Como a técnica é feita
De acordo com Galastri, o isolamento da circulação no pâncreas é feito com a inserção de um cateter especial com dois balões que são levados até a área do órgão a ser tratada. Após serem posicionados, os balões são insuflados, isolando temporariamente a circulação na região tumoral. O quimioterápico, então, é infundido diretamente nesse espaço através de um terceiro canal do cateter por cerca de 20 a 40 minutos.
O procedimento realizado no Einstein, o primeiro hospital da América Latina a aplicar a técnica para câncer de pâncreas, segue o protocolo do estudo americano Tiger-PaC, um ensaio clínico de fase 3 em andamento.
As análises preliminares indicam que a técnica aumenta a concentração da droga no tumor e reduz efeitos colaterais sistêmicos, embora ainda não haja dados conclusivos se ela é capaz também de aumentar a sobrevida.
O câncer de pâncreas é um dos tumores mais letais. De acordo com o Instituto Nacional de Câncer (Inca), quase 12 mil brasileiros morreram vítimas da doença em 2021. Embora seja responsável por cerca de 1% de todos os tipos de câncer diagnosticados, ela causa 5% dos óbitos por tumores.

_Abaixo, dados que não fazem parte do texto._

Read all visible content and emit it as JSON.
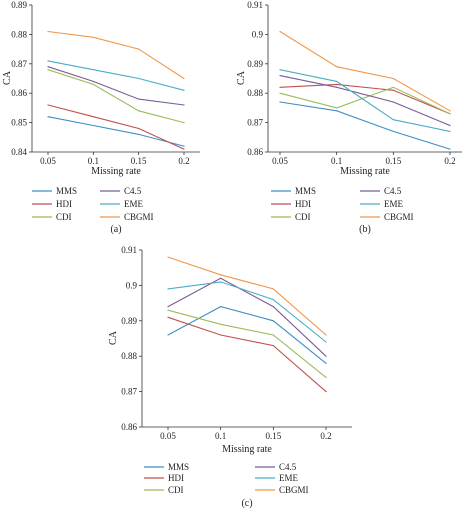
{
  "chart_data": [
    {
      "type": "line",
      "panel_label": "(a)",
      "xlabel": "Missing rate",
      "ylabel": "CA",
      "x": [
        0.05,
        0.1,
        0.15,
        0.2
      ],
      "x_ticks": [
        "0.05",
        "0.1",
        "0.15",
        "0.2"
      ],
      "ylim": [
        0.84,
        0.89
      ],
      "y_ticks": [
        "0.84",
        "0.85",
        "0.86",
        "0.87",
        "0.88",
        "0.89"
      ],
      "series": [
        {
          "name": "MMS",
          "color": "#3d8fc4",
          "values": [
            0.852,
            0.849,
            0.846,
            0.842
          ]
        },
        {
          "name": "HDI",
          "color": "#c0504d",
          "values": [
            0.856,
            0.852,
            0.848,
            0.841
          ]
        },
        {
          "name": "CDI",
          "color": "#9bbb59",
          "values": [
            0.868,
            0.863,
            0.854,
            0.85
          ]
        },
        {
          "name": "C4.5",
          "color": "#7a5c94",
          "values": [
            0.869,
            0.864,
            0.858,
            0.856
          ]
        },
        {
          "name": "EME",
          "color": "#4bacc6",
          "values": [
            0.871,
            0.868,
            0.865,
            0.861
          ]
        },
        {
          "name": "CBGMI",
          "color": "#f0974a",
          "values": [
            0.881,
            0.879,
            0.875,
            0.865
          ]
        }
      ]
    },
    {
      "type": "line",
      "panel_label": "(b)",
      "xlabel": "Missing rate",
      "ylabel": "CA",
      "x": [
        0.05,
        0.1,
        0.15,
        0.2
      ],
      "x_ticks": [
        "0.05",
        "0.1",
        "0.15",
        "0.2"
      ],
      "ylim": [
        0.86,
        0.91
      ],
      "y_ticks": [
        "0.86",
        "0.87",
        "0.88",
        "0.89",
        "0.9",
        "0.91"
      ],
      "series": [
        {
          "name": "MMS",
          "color": "#3d8fc4",
          "values": [
            0.877,
            0.874,
            0.867,
            0.861
          ]
        },
        {
          "name": "HDI",
          "color": "#c0504d",
          "values": [
            0.882,
            0.883,
            0.881,
            0.873
          ]
        },
        {
          "name": "CDI",
          "color": "#9bbb59",
          "values": [
            0.88,
            0.875,
            0.882,
            0.873
          ]
        },
        {
          "name": "C4.5",
          "color": "#7a5c94",
          "values": [
            0.886,
            0.882,
            0.877,
            0.869
          ]
        },
        {
          "name": "EME",
          "color": "#4bacc6",
          "values": [
            0.888,
            0.884,
            0.871,
            0.867
          ]
        },
        {
          "name": "CBGMI",
          "color": "#f0974a",
          "values": [
            0.901,
            0.889,
            0.885,
            0.874
          ]
        }
      ]
    },
    {
      "type": "line",
      "panel_label": "(c)",
      "xlabel": "Missing rate",
      "ylabel": "CA",
      "x": [
        0.05,
        0.1,
        0.15,
        0.2
      ],
      "x_ticks": [
        "0.05",
        "0.1",
        "0.15",
        "0.2"
      ],
      "ylim": [
        0.86,
        0.91
      ],
      "y_ticks": [
        "0.86",
        "0.87",
        "0.88",
        "0.89",
        "0.9",
        "0.91"
      ],
      "series": [
        {
          "name": "MMS",
          "color": "#3d8fc4",
          "values": [
            0.886,
            0.894,
            0.89,
            0.878
          ]
        },
        {
          "name": "HDI",
          "color": "#c0504d",
          "values": [
            0.891,
            0.886,
            0.883,
            0.87
          ]
        },
        {
          "name": "CDI",
          "color": "#9bbb59",
          "values": [
            0.893,
            0.889,
            0.886,
            0.874
          ]
        },
        {
          "name": "C4.5",
          "color": "#7a5c94",
          "values": [
            0.894,
            0.902,
            0.894,
            0.88
          ]
        },
        {
          "name": "EME",
          "color": "#4bacc6",
          "values": [
            0.899,
            0.901,
            0.896,
            0.884
          ]
        },
        {
          "name": "CBGMI",
          "color": "#f0974a",
          "values": [
            0.908,
            0.903,
            0.899,
            0.886
          ]
        }
      ]
    }
  ]
}
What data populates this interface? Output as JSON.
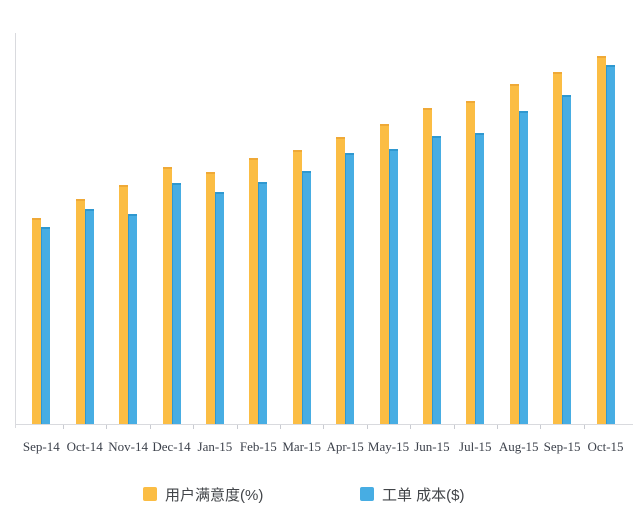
{
  "chart_data": {
    "type": "bar",
    "categories": [
      "Sep-14",
      "Oct-14",
      "Nov-14",
      "Dec-14",
      "Jan-15",
      "Feb-15",
      "Mar-15",
      "Apr-15",
      "May-15",
      "Jun-15",
      "Jul-15",
      "Aug-15",
      "Sep-15",
      "Oct-15"
    ],
    "series": [
      {
        "name": "用户满意度(%)",
        "color": "#FBBD44",
        "edge_color": "#EFA937",
        "values": [
          52.7,
          57.5,
          61.1,
          65.7,
          64.5,
          68.0,
          70.1,
          73.4,
          76.7,
          80.8,
          82.6,
          87.0,
          90.0,
          94.1
        ]
      },
      {
        "name": "工单 成本($)",
        "color": "#47ADE3",
        "edge_color": "#2F98D0",
        "values": [
          50.4,
          55.0,
          53.7,
          61.6,
          59.3,
          61.9,
          64.7,
          69.3,
          70.3,
          73.7,
          74.4,
          80.1,
          84.1,
          91.8
        ]
      }
    ],
    "title": "",
    "xlabel": "",
    "ylabel": "",
    "ylim": [
      0,
      100
    ],
    "grid": false,
    "legend_position": "bottom",
    "axis_line_color": "#d9dade",
    "tick_color": "#c9cbd1",
    "x_label_color": "#3c414b"
  }
}
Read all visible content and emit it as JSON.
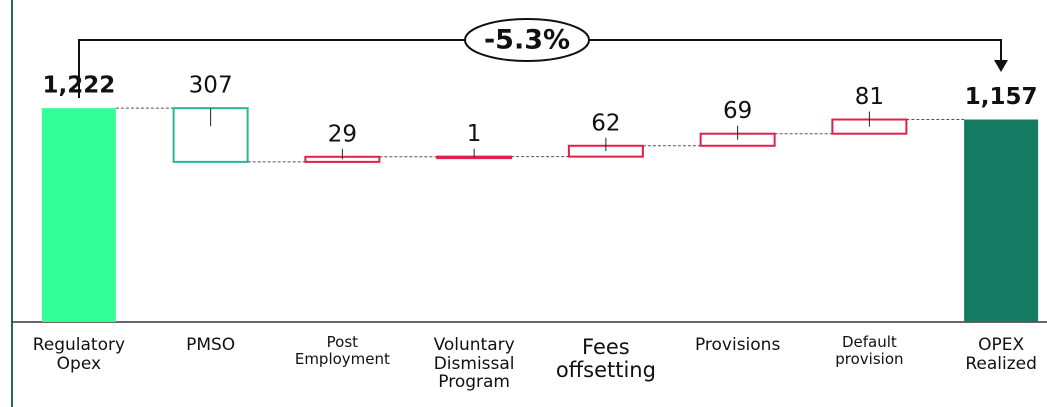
{
  "chart_data": {
    "type": "waterfall",
    "annotation": "-5.3%",
    "categories": [
      "Regulatory Opex",
      "PMSO",
      "Post Employment",
      "Voluntary Dismissal Program",
      "Fees offsetting",
      "Provisions",
      "Default provision",
      "OPEX Realized"
    ],
    "values": [
      1222,
      307,
      29,
      1,
      62,
      69,
      81,
      1157
    ],
    "value_labels": [
      "1,222",
      "307",
      "29",
      "1",
      "62",
      "69",
      "81",
      "1,157"
    ],
    "measures": [
      "total",
      "decrease",
      "increase",
      "increase",
      "increase",
      "increase",
      "increase",
      "total"
    ],
    "colors": {
      "start": "#33ff99",
      "end": "#147a62",
      "decrease": "#2bb596",
      "increase": "#e0204a"
    },
    "ylim": [
      0,
      1400
    ]
  }
}
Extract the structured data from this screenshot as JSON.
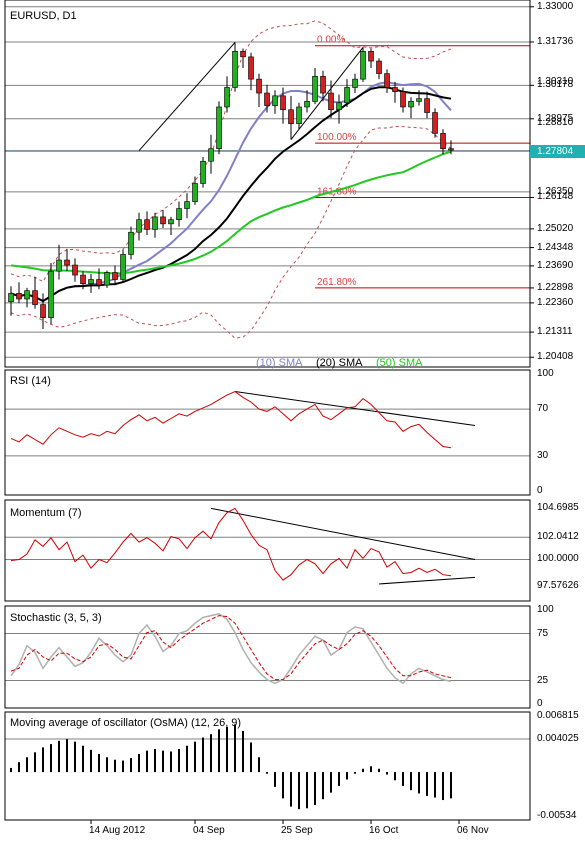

Ainda segundo o Inca, o risco de câncer de pâncreas aumenta com o envelhecimento e com condições como obesidade, diabetes tipo 2, tabagismo, consumo excessivo de álcool, baixo consumo de fibras, frutas, vegetais e carnes magras, e condições genéticas ou hereditárias, como síndrome de Lynch, câncer pancreático familiar e pancreatite hereditária.